2. Jesus became human to become the great High Priest and deal with the just wrath of God.
To state the obvious, sin has such a devastating impact on all aspects of our lives. We live in a fallen world with so much hate, greed, godlessness, war, and injustice. Our hearts do not work properly. Our desires are always mixed. However, the main problem of sin is not what it does in us, or what it does to other people (awful as that is) but what it does to God. We will never appreciate just how offensive our wrong thoughts and actions are to a holy and perfect God, whose eyes are too pure to look upon sin. He hates sin. And because he is just, he cannot and will not ignore it. To put it simply, the worst thing about sin is that it destroys our relationship with God.

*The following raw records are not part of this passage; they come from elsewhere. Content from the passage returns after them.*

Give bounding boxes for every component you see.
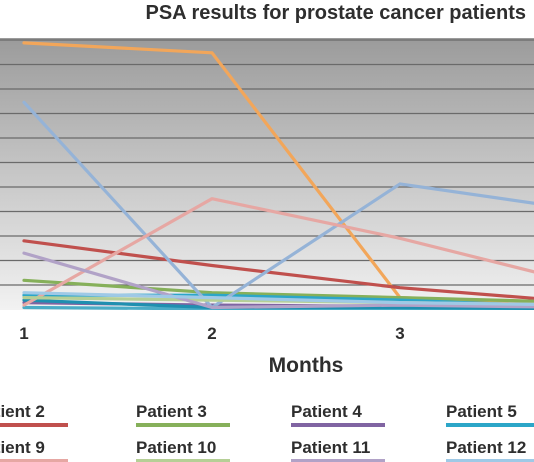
legend-label: Patient 5 <box>446 402 517 421</box>
gridlines <box>0 39 534 286</box>
series-line-patient-11 <box>22 251 534 310</box>
legend-item-patient-10: Patient 10 <box>136 438 230 462</box>
legend-item-patient-4: Patient 4 <box>291 402 385 427</box>
x-axis-label: Months <box>269 354 344 377</box>
legend-swatch <box>446 459 534 462</box>
legend-swatch <box>0 459 68 462</box>
legend-label: Patient 10 <box>136 438 216 457</box>
legend-swatch <box>0 423 68 427</box>
legend: Patient 2 Patient 3 Patient 4 Patient 5 Pati… <box>0 402 534 462</box>
series-line-patient-9 <box>22 197 534 307</box>
legend-label: Patient 9 <box>0 438 45 457</box>
legend-item-patient-9: Patient 9 <box>0 438 68 462</box>
legend-item-patient-11: Patient 11 <box>291 438 385 462</box>
legend-label: Patient 12 <box>446 438 526 457</box>
legend-swatch <box>136 459 230 462</box>
series-line-patient-12 <box>22 291 534 306</box>
legend-item-patient-5: Patient 5 <box>446 402 534 427</box>
series-lines <box>22 41 534 310</box>
legend-swatch <box>446 423 534 427</box>
chart-title: PSA results for prostate cancer patients <box>146 2 527 24</box>
legend-label: Patient 4 <box>291 402 362 421</box>
legend-swatch <box>136 423 230 427</box>
legend-label: Patient 2 <box>0 402 45 421</box>
legend-swatch <box>291 423 385 427</box>
series-line-patient-3 <box>22 278 534 303</box>
legend-item-patient-2: Patient 2 <box>0 402 68 427</box>
x-axis-ticks: 1 2 3 <box>19 324 404 343</box>
series-line-patient-7 <box>22 100 534 310</box>
x-tick-label: 1 <box>19 324 28 343</box>
legend-item-patient-3: Patient 3 <box>136 402 230 427</box>
x-tick-label: 2 <box>207 324 216 343</box>
legend-item-patient-12: Patient 12 <box>446 438 534 462</box>
legend-swatch <box>291 459 385 462</box>
legend-label: Patient 11 <box>291 438 370 457</box>
legend-label: Patient 3 <box>136 402 207 421</box>
x-tick-label: 3 <box>395 324 404 343</box>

Let me read verse 17 from the ESV, where the word ‘propitiation’ is rightly used instead of the word ‘atonement’: ‘Therefore he had to be made like his brothers in every respect, so that he might become a merciful and faithful high priest in the service of God, to make propitiation for the sins of the people.’

Notice that we are told Jesus ‘had to’ become a human being. It was the only way to make propitiation, which means the only way to turn away the anger of God. Of course, God could not just ignore all my sins and your sins; that would not be fair. That would not be justice. Instead, God, out of his deep love for the human race, gives us this marvellous way out. Because Jesus has paid for our sins on the cross, God has no reason to be angry with us. He is now our loving heavenly Father.

Only a human being could pay the price for human sin, and so Jesus had to become truly human. Yet because he is also God, this payment has infinite value. Yes, it was necessary for Jesus to become a human being because of our sins. My sins have consequences and so do yours. The biggest consequence is this: these sins made it necessary for Jesus to suffer and die for us at calvary.

3. Jesus became human in order to help us with our daily temptation.
It’s such a precious thing when we find someone who understands us. We don’t have to over-explain everything – they just ‘get it’. Perhaps a teacher speaks to a friend who is also a teacher about the problems they are having at work, and it’s so helpful as your friend has been through it too. They can empathise. They show real compassion. Or someone goes along to an AA meeting, and you quickly realise that everyone else shares your temptation to drink and they understand and you feel supported.

Verse 18 tells us that Jesus ‘gets it’. He understands all our temptations. ‘For because he himself has suffered when tempted, he is able to help those who are being tempted.’

But we might think, how can Jesus possibly understand my temptations if he never fell into sin? He never had a sinful nature! And that’s a good question, so let’s pause and ask, who understands temptation more, the person who struggles with it but then quite quickly gives in, succumbing to it, or the person who doesn’t give in, but keeps on fighting and fighting that temptation? The truth is, Jesus knows more about temptation that anyone else, because he never succumbed to it, not once, and so his temptations grew all the more intense.

Doesn’t that make you want to pray more? We can talk to Jesus about the nitty gritty temptations we face and home and at work knowing that not only does he understand us, but he is compassionate and willing and able to help us in them, if we just ask. Are you glad you have a human Saviour? You ought to be. Wherever you plant your feet, Jesus has been there before you. He knows the pressures we face. When we feel overwhelmed and lost and fearful of the future and when we feel like giving up, he ‘gets it’.

Friends, truly Jesus is the greatest. He is the God-man. We cannot improve any aspect of his being. Because of Jesus, we don’t need to fear death because he has removed its sting. Because of Jesus, we need not fear God, if we come in faith and place our trust in Christ. Because of Jesus, we can pray to one who understands and knows exactly what to give us and when.

Let’s celebrate the Lord’s supper as free people, as forgiven people, as those assisted by God himself, and as those for whom death is but the gateway into eternal life, in which every chapter is better than the one before.